A woman who escaped from a backwoods cult finds that what she learned there might endanger a developmentally disabled charge of hers in the eerie, unsettling Dementer.

Directed by Chad Crawford Kinkle

Dementer is part of Chattanooga Film Festival’s 2020 virtual edition, which runs May 22–25, and the film can be viewed anytime during those dates. For more information, visit chattfilmfest.org. Please note that the festival is open to residents of the United States only. Fest badges can be purchased at www.chattfilmfest.org/badges.

Writer Chad Crawford Kinkle made his feature film debut in 2013 with Jug Face, a fear-fare offering about a backwoods cult. In his sophomore outing Dementer, he returns to a mysterious rural cult once again, but in a far different approach than previous. 

ATMOSfx! Woo!

The film starts off with an unsettling tone pre-credits and never lets up. Eerie images flash across the screen to atonal musical accompaniment before opening credits in a childlike writing style give way to the introduction of Katie (Katie Groshong of Jug Face in an intense, finely nuanced performance), a woman interviewing for a job at a group home for developmentally disable adults. 

Katie suffers from nightmarish flashbacks that she tries to pass off to coworkers as sudden headaches. She is actually being haunted by memories of her time in a cult headed up by a man named Larry (legendary indie horror director and actor Larry Fessenden) which left her scarred both mentally and physically. As Katie grows closer to her charge Stephanie (Stephanie Kinkle, the director’s sister, who has Down’s Syndrome), she begins to think that evil forces are after Stephanie, and her own trauma rises ever stronger as she begins to make a series of decisions that threaten to endanger both of the women. 

Kinkle has real-life developmentally disabled people as characters, showing them in a wonderfully positive light as they go about their days and nights playing, eating, chatting, and following their normal routines. Katie’s coworkers seem to be women who actually perform the jobs they have in the film, giving the interaction between the staff members and their charges a natural feel. 

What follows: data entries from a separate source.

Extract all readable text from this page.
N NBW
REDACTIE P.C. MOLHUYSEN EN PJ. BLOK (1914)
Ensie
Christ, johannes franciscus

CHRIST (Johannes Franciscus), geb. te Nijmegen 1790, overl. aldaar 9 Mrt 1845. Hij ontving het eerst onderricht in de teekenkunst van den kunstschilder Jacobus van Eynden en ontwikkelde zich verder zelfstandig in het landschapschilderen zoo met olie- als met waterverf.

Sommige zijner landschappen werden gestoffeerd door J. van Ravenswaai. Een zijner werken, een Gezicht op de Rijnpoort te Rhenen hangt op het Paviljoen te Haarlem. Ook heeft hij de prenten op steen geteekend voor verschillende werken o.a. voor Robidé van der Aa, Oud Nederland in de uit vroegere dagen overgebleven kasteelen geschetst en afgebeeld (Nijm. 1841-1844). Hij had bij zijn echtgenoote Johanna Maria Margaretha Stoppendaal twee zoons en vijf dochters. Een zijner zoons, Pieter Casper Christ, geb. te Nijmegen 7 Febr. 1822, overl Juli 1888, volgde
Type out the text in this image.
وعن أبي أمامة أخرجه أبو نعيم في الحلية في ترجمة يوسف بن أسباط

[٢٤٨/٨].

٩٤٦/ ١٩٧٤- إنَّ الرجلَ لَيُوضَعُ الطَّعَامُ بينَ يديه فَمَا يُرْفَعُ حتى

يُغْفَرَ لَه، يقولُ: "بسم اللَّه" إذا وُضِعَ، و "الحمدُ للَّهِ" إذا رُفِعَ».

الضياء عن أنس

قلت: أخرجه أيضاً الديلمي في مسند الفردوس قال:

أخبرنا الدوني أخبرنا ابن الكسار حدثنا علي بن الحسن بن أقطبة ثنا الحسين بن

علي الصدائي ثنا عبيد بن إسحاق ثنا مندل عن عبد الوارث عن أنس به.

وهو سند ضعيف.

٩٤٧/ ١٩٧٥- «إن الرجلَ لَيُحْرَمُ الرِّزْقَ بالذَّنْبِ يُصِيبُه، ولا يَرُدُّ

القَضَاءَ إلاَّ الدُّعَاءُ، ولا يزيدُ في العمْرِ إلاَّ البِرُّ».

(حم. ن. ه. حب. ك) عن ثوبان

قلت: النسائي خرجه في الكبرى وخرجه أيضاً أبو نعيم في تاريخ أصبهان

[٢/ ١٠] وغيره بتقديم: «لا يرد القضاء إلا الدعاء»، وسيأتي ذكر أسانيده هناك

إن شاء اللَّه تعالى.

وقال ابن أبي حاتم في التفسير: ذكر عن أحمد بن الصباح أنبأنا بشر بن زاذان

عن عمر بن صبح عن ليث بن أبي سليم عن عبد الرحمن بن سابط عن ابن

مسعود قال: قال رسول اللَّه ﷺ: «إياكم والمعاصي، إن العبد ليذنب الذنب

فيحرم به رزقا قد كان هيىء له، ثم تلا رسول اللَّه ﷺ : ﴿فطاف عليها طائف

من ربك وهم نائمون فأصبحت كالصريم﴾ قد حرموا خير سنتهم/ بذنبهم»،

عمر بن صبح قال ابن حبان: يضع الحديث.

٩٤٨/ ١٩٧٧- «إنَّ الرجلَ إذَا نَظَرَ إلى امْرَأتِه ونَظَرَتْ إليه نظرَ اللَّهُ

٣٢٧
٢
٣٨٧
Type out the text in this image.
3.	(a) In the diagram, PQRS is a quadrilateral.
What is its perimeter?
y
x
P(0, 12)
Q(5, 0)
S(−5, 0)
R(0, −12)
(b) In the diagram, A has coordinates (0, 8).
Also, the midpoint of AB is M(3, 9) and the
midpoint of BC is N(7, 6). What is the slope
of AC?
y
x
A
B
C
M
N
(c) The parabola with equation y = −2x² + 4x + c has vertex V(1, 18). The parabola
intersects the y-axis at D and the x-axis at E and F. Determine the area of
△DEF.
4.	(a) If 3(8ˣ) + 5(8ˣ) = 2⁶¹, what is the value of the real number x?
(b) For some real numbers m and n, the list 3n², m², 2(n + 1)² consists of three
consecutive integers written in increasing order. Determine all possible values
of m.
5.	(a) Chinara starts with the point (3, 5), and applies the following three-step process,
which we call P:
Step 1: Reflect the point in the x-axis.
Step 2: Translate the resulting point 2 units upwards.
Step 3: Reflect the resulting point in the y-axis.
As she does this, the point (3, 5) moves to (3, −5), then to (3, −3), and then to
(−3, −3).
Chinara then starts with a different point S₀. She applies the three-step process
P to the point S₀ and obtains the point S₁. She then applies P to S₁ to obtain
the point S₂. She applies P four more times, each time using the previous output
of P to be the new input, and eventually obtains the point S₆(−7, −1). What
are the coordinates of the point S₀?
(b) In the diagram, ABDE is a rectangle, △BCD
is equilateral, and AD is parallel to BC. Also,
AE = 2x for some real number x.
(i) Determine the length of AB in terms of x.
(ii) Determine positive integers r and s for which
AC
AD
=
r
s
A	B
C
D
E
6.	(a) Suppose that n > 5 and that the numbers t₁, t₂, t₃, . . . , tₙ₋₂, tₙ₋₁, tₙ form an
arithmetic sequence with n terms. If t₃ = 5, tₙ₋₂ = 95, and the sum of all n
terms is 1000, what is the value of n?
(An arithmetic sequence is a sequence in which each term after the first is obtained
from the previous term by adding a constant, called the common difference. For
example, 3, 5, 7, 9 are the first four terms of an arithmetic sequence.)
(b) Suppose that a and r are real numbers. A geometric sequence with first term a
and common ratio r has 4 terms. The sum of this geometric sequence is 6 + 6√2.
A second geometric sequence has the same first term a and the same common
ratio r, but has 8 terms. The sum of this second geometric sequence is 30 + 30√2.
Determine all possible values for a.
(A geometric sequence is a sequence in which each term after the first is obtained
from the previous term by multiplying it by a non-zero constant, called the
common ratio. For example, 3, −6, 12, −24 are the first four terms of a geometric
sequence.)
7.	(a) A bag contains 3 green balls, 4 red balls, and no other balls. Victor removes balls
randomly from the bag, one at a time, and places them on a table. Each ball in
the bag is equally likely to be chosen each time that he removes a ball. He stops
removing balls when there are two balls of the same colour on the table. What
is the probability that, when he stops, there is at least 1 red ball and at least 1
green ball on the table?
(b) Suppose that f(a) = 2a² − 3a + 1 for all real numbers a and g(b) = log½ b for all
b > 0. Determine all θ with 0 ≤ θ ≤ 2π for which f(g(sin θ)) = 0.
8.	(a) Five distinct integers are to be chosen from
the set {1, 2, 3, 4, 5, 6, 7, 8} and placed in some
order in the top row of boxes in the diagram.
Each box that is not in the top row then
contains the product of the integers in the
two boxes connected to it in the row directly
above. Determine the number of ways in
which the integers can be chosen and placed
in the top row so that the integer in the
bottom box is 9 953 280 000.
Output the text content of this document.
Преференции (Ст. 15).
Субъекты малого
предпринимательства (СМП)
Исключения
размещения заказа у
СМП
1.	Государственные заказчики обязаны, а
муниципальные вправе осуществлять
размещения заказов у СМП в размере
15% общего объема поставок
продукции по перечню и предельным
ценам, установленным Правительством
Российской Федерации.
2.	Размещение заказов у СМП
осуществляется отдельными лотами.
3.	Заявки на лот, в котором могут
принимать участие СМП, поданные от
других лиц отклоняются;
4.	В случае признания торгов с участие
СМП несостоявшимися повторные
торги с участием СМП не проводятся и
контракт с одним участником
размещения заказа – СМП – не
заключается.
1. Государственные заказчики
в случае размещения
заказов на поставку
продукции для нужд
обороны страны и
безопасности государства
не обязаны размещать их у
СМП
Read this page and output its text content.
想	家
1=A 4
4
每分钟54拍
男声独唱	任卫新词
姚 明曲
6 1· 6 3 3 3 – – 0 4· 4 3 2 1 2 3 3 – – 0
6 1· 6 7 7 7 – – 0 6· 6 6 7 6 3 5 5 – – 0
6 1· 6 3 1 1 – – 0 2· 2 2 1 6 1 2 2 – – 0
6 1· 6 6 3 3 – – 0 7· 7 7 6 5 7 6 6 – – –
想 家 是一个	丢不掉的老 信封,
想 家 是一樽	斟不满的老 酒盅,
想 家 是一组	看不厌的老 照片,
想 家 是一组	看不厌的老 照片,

When the film goes inside Katie’s troubled, memory-filled mind and follows a nail-biting choice that she makes in the third act, it’s a whole different world, one filled with quick flashes of bizarre, powerful, highly disquieting images further enhanced by the daunting score from Sean Spillane (Jug Face, The Woman, Tales of Halloween). Cinematographer Jeff Wedding (director of Tennessee Gothic) combines a documentary style approach to the group home scenes with a discomfiting dreamlike approach — bad dreams, to clarify — to the more chilling sequences, the latter style of which is further augmented by Chad Crawford Kinkle’s deft editing. Kinkle directs with an assured hand, ratcheting up the mystery behind what drives Katie to try and protect Stephanie, and from what, building suspense and keeping viewers off balance from the film’s opening frames.